Information about the US-Iranian nuclear dialogue is no longer “sensitive.” For Obama it’s a done deal
Some US and Israeli media have reported that the Obama administration reduced the exchange with Israel of sensitive information about its nuclear negotiations with Iran – because Binyamin Netanyahu has leaked “details of the US position to the media.”
This is a skewed account of the situation. The fact is that US President Barack Obama and Iran’s President Hassan Rouhani have agreed on the final draft of a comprehensive nuclear accord. Its terms are therefore an open secret. The deal would be in the bag if Iran’s paramount leader Ayatollah Ali Khamenei could be brought round to endorsing it.
For now, Washington and Tehran are using media spin tactics in an effort to persuade him. Those tactics were dismissed as “unprofessional media games,” by Iranian Foreign Minister spokeswoman Marzieh Afkham Sunday, Feb. 15, when she denied a Wall Street Journal report that Khamenei had answered a letter from the US president.
"There has been no new letter from Iran's side," she asserted in reference to a letter from Obama to Khamenei last October which, according to the US press, suggested cooperation with Iran in fighting the Islamic State.

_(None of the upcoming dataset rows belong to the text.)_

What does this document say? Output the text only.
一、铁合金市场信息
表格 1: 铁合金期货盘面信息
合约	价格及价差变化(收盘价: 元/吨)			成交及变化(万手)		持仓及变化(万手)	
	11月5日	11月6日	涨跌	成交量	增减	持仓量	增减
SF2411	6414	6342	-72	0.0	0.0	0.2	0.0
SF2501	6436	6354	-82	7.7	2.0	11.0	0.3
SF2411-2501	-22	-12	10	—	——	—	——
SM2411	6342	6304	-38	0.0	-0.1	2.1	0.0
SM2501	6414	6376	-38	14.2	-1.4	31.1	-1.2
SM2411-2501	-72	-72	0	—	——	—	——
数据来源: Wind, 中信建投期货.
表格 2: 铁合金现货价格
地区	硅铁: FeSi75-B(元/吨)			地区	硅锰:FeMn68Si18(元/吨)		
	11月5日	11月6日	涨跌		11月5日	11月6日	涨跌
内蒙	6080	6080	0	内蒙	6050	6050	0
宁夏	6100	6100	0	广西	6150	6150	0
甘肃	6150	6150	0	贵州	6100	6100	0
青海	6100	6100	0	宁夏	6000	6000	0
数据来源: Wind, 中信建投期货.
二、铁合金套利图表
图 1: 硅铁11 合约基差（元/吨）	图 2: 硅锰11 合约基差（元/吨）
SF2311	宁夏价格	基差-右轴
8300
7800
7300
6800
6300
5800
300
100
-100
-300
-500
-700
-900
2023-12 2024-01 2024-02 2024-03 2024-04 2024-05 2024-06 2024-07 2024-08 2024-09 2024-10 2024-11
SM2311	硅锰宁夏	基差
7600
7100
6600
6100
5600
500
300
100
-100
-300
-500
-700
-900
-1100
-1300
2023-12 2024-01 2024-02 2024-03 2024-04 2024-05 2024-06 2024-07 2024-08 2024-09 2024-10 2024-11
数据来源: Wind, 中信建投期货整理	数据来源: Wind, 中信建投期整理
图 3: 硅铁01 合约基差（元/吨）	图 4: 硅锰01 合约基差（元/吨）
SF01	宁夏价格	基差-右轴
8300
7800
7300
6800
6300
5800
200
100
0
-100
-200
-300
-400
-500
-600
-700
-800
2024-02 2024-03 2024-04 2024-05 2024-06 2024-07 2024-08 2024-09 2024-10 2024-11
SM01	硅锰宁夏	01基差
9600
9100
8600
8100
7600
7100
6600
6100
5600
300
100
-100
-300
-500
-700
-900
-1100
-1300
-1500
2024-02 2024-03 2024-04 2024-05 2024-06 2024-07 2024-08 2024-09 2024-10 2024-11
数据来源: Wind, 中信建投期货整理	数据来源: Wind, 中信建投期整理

No reference was made to the nuclear issue in her remarks. The Iranian leader preserves a sphinx-like silence, which has nothing to do with Binyamin Netanyahu, but does in fact refute Obama’s propaganda game that pins the blame on the Israeli prime minister.
For five years, Obama ran a back-channel dialogue with Iran. Then too he kept its content secret not just from Israel but from other closely affected allies, Saudi Arabia and certain Gulf emirates. Israel at times offered Washington relevant intelligence on Iran, but was rebuffed.
The Israeli opposition campaigning against Netanyahu and his Likud party for the March 17 election has seized on this dispute to accuse him of jeopardizing the country’s strong ties of friendship with the United States – when in fact it is a one-on-one brawl with the US president.
Relations would be seriously harmed only if Obama went all the way and cut off military and intelligence ties, a step that would hurt America’s strategic interests no less than Israel’s.
And indeed, Philip Gordon, the Middle East director for President Obama’s National Security Council, arrived in Israel Monday, Feb. 16 for meetings with Israeli national security adviser Yossi Cohen and Intelligence Minister Yuval Steinitz.
Only last week, Washington had to admit that US intelligence had been taken by surprise by the fall of the pro-American regime in Yemen and Sanaa’s takeover by the Iranian-backed rebel Houthis. While reluctant to admit as much, the administration was deeply disappointed by this act of deceit by Tehran, on which the White House counts heavily for military and intelligence cooperation as a trusted ally in the future war against the Islamic State.
Out of Obama’s intelligence loop on Iran, Israel may be equally reluctant to share its intelligence data on Yemen or even on the situation in Syria and Iraq.
Israel’s Netanyahu is not the only Middle East stand-out against Obama’s Iranian policy. Other leaders are in even worse relations with Washington. The Obama administration and Egyptian President Abdel-Fatteh El-Sisi are not even on talking terms, much like the late Saudi monarch Abdullah who died last month. His successor, King Salman has yet to make his intentions towards the United States known.